The distributors of "The Stoning of Soraya M," according to the "Hollywood Reporter," face a delicate opportunity as the release of the film coincides with the ongoing turmoil in Iran over the disputed election. The film is based on the true story of the 1986 stoning death of an Iranian woman accused of adultery by her husband who wanted to get rid of her for a new wife. "Anyone watching TV can see this is about a certain kind of religious fascism that was present 20 years ago and is present now," said producer Stephen McEveety about the film's relevance to today's situation. "If you Google the subject, you'll see stonings going on today."

Another story you might come up with is that of Neda, the young woman shot to death by police during demonstrations against Ahmadinejad in Tehran. No doubt inflammatory images like that have increased the recent interest in "Soraya," which, according to the IMDB, by over 1,000%. But is it ethical or tasteful to exploit such a horrific events to promote an entertainment?

Who am I kidding? Shortly after writing the above I got an e-mail from the film's publicist  that begins: "Why is this film so important and relevant?  Let's connect the dots . . . In March 2009 the Iranian regime condemns and bans our movie - now the parliament plans to end some punishments." 

Well, with that kind of post hoc/ergo propter hoc reasoning, perhaps we can also attribute the election fraud and the violent crackdown on demonstrators to "Soraya" also?

Okay,  I haven't seen the movie myself.  However in Brett Michel's review, which will come out this week, he gives it one star and concludes: "Poorly written (with his wife Betsy) and directed by Cyrus Nowrasteh, it's as black-and-white as his scripts for the TV movies 'The Path to 9/11' and 'The Day Reagan Was Shot.'" Based on that I would suspect that the film encourages a kind of demonizing approach to the situation, with clearcut good guys and bad guys and therefore demanding an immediate unambiguous response. The kind of approach, in other words, that has worked so well for us as foreign policy in the past and is still being urged by these clowns.

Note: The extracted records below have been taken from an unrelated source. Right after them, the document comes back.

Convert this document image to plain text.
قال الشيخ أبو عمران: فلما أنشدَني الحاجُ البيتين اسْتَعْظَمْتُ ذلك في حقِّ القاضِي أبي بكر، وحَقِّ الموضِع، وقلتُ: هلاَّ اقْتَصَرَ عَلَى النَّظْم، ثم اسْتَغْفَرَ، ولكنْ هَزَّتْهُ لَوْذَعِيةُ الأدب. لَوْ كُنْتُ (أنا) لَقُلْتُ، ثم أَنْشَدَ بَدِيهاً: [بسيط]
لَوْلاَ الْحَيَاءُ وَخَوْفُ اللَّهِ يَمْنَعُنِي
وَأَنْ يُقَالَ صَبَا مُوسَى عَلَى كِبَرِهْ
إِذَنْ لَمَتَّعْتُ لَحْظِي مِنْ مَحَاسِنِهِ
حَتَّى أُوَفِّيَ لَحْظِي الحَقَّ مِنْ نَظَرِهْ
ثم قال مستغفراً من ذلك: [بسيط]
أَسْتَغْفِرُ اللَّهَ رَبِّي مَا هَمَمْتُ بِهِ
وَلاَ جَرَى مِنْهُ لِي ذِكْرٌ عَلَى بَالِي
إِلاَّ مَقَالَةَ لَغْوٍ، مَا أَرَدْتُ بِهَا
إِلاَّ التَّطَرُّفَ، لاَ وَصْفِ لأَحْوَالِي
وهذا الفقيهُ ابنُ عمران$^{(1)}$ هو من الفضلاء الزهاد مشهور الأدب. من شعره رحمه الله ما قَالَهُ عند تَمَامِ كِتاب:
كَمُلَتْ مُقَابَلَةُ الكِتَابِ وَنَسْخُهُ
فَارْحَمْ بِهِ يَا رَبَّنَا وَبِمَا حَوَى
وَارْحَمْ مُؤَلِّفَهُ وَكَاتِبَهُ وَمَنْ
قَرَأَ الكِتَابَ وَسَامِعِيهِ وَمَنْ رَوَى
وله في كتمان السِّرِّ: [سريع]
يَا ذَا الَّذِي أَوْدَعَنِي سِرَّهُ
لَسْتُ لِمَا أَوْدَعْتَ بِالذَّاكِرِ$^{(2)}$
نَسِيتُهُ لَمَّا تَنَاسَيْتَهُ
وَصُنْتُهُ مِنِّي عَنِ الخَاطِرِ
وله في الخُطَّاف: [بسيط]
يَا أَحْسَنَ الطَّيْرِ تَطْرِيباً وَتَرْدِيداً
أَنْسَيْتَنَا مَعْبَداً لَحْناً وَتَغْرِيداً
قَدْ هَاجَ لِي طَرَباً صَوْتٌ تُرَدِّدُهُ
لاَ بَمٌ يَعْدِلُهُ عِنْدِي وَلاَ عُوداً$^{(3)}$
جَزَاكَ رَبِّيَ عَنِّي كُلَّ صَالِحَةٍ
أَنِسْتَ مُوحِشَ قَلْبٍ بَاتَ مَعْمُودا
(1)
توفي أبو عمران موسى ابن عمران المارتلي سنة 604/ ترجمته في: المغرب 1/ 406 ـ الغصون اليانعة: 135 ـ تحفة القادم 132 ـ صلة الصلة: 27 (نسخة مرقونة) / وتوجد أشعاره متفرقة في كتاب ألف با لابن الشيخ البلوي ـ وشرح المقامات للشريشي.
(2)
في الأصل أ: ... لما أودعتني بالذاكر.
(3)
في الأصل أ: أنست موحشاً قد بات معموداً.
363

Meanwhile, one film I did see was Majid Majidi's "Song of the Sparrows," which opened June 5. It depicts Iranians as diverse, complex and non-stereotypical human beings. It also sheds some light on the conflict between the traditional, mostly rural culture and the urban more modern perspective that seems to underlie a lot of the current strife. This film might enlighten people about what's going on over there. But unlike "Soraya" it won't be cashing in on the crisis because it was pulled from the theater after a one week run.

  • Learned Hand said:

    Cashing in on the crisis?  Film makers finance and release and R-rated true story that is graphically violent, shot in Farsi with all but one unknown actor... because they (apparently) believe that women in countries that have in their penal code -- death by stoning as an appropriate form of punishment -- deserve better??  Yeah-- that sounds like a real money maker.  The greedy bastards!  Don't we all know that only critics, esp those like Brett Michel are the only altruistic people on the planet that are actually allowed to care about human rights, women's rights and that have the divine eye to judge other people's motives??  Sheesh.

    June 23, 2009 10:37 PM
  • Agreed said:

    I agree completely with Learned Hand. I don't think they're trying to "cash in on the crisis." They're trying to spread the truth about how women are treated. It's the critics that see the film as entertainment. Brett Michel said it was poorly written. Maybe for an entertaining movie, yes. But if its script can shed some light on human rights, then by no means is it supposed to be entertainment.

    June 24, 2009 1:57 AM
  • Apperantly not Learned said:

    I have to question the animosity that's coming from this "comment" and to whom it's directed towards.  Where in Mr. Michel's review do you see any mention of profiteering?  Is it because he thought that a film suffers from bad writing, he deserves such harsh critisism?  Or is there some sort of alterior reasoning?  

    It seems as though you haven't seen the movie, or actually read his review...there in lies your true ignorance.